Opinion – Sheikh Hasina’s Conviction and the Weaponization of Justice

The news from Bangladesh is stark and historic. Former Prime Minister Sheikh Hasina has been sentenced to death by a domestic tribunal for “crimes against humanity.” The charges relate not to the ghosts of the 1971 war, but to the brutal crackdown on the student-led popular uprising that ultimately ended her long and often autocratic rule in the summer of 2024.  The verdict is a profound, contradictory moment. A victory for the victims of state-sanctioned violence, it affirms that modern political leaders are not beyond the law. However, the legitimacy of the verdict is undermined by procedural flaws forcing a deeper examination of questions haunting transitional regimes. When does national justice become an unquestionable international precedent and when is it a political weapon of the next regime?

The conviction of Sheikh Hasina marks the latest challenge to the concept of sovereign immunity-an increasingly antiquated idea that a Head of State cannot be prosecuted for their actions.
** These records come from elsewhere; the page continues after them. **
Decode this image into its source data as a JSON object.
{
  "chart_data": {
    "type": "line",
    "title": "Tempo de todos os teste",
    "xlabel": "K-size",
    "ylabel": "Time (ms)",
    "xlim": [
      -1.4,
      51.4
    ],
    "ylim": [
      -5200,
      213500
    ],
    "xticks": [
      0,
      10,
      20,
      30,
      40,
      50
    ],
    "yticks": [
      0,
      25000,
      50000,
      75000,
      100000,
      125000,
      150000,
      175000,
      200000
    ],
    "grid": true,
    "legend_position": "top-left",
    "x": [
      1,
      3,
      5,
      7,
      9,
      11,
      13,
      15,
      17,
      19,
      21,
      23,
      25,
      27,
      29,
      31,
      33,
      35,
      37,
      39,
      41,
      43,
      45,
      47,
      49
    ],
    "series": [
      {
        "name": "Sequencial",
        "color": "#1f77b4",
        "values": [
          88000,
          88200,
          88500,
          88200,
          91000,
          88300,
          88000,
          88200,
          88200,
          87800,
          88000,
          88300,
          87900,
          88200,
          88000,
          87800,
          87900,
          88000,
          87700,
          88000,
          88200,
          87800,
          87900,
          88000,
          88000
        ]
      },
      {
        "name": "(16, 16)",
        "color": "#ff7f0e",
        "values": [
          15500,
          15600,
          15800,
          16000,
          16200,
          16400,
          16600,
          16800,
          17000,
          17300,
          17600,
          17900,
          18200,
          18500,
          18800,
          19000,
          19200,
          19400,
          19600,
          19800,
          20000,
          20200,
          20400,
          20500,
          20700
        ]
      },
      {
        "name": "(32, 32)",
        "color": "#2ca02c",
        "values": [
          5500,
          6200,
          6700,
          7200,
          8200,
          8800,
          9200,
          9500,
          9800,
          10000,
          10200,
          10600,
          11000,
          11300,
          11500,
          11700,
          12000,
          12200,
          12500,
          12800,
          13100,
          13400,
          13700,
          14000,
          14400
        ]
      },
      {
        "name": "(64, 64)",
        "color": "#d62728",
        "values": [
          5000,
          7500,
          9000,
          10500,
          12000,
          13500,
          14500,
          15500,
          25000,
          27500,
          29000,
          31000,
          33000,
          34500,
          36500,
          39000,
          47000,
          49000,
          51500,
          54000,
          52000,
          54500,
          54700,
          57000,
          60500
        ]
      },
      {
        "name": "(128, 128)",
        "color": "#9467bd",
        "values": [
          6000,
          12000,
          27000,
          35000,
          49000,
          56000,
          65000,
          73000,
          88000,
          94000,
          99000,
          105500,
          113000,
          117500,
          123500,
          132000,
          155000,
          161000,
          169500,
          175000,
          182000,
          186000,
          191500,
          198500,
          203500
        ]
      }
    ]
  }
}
The trend was cemented in the late 1990s. The indictment of the sitting President of Yugoslavia Slobodan Milošević shattered the notion that leaders are untouchable while in office. This was reinforced by the subsequent convictions of Liberia’s Charles Taylor by the Special Court for Sierra Leone and Chad’s Hissène Habré by the Extraordinary African Chambers. Habré’s 2016 conviction for crimes against humanity by a hybrid court in Senegal was a major milestone–African justice for an African dictator.

Hasina’s case adds a unique layer. Unlike Taylor and Habré who were tried for atrocities committed decades ago, Hasina was convicted by a domestic court, the International Crimes Tribunal, for ordering the deadly repression of a political movement in a struggle for self-preservation that ended her regime.  Ironically, Hasina’s government revived the tribunal in March 2010 to try alleged crimes from the 1971 war. The verdict sends a chillingly relevant message to leaders everywhere. The risk of domestic legal reckoning for crushing dissent is real and immediate. The shield of political office is no longer effective protection from charges of using state power to commit atrocities.

To serve the universal cause of justice, the legitimacy of the verdict must be unquestionable. This is where the process in Dhaka falters. Sheikh Hasina was tried and sentenced in absentia while she remains in exile. This procedural choice weakens the legal standing of the verdict. International courts including the International Criminal Court (ICC), the International Criminal Tribunal for the former Yugoslavia (ICTY) and the International Tribunal for Rwanda (ICTR) have historically avoided trials in absentia for serious international crimes. This standard exists because the stakes are high and the accused has a fundamental right to be present, mount a defense and confront the evidence. The death sentence delivered under these circumstances hands immense political ammunition to critics who claim the process prioritized political closure over due process.  

The domestic origin of the tribunal also places the current interim government in a delicate and ethically compromised position. Can a new, politically motivated regime deliver impartial justice against its predecessor or is it simply engaging in a formalized act of victor’s justice? If perceived to be a tool for political retribution, it fails to set a legal precedent and reinforces a destructive cycle.  The use of courts to punish defeated opponents contributes to the erosion of judicial independence and political stability. The Hasina verdict plays out against a deeply troubled contemporary global backdrop. The challenges holding powerful individuals accountable is a defining characteristic of this era.

The International Criminal Court has struggled to enforce warrants against former Sudanese President Omar al-Bashir and current Russian President Vladimir Putin. The recent request by the ICC prosecutor for warrants against Israeli and Hamas leaders for alleged war crimes and crimes against humanity has met significant international political pushback. In each of these cases, geopolitics and sovereign power have proven to be more formidable obstacles than the law itself.

The Hasina case, though domestic, contributes to global perceptions that accountability is selective. It is easy to prosecute the defeated, but nearly impossible to touch the powerful. This selective enforcement risks discrediting international accountability. For autocrats it confirms the best way to escape justice is to simply never relinquish power. For citizens, it breeds cynicism suggesting justice is not a blind principle, but a weapon available to elites.

The conviction of Sheikh Hasina carries deep moral weight. It signals that even powerful political figures can face consequences for decisions made in office. Such moments resonate most when perceived as fair, consistent and rooted in due process rather than political momentum. A great deal will depend on how the appeal and review mechanisms unfold. Transparency, procedural clarity and space for genuine legal challenge will shape how this verdict is understood within Bangladesh and internationally. If the next steps reflect recognised standards, the case may come to be viewed as part of a broader shift toward greater accountability. Otherwise, it risks being read as another episode in the long cycle of political score-settling that defines so many transitions of power.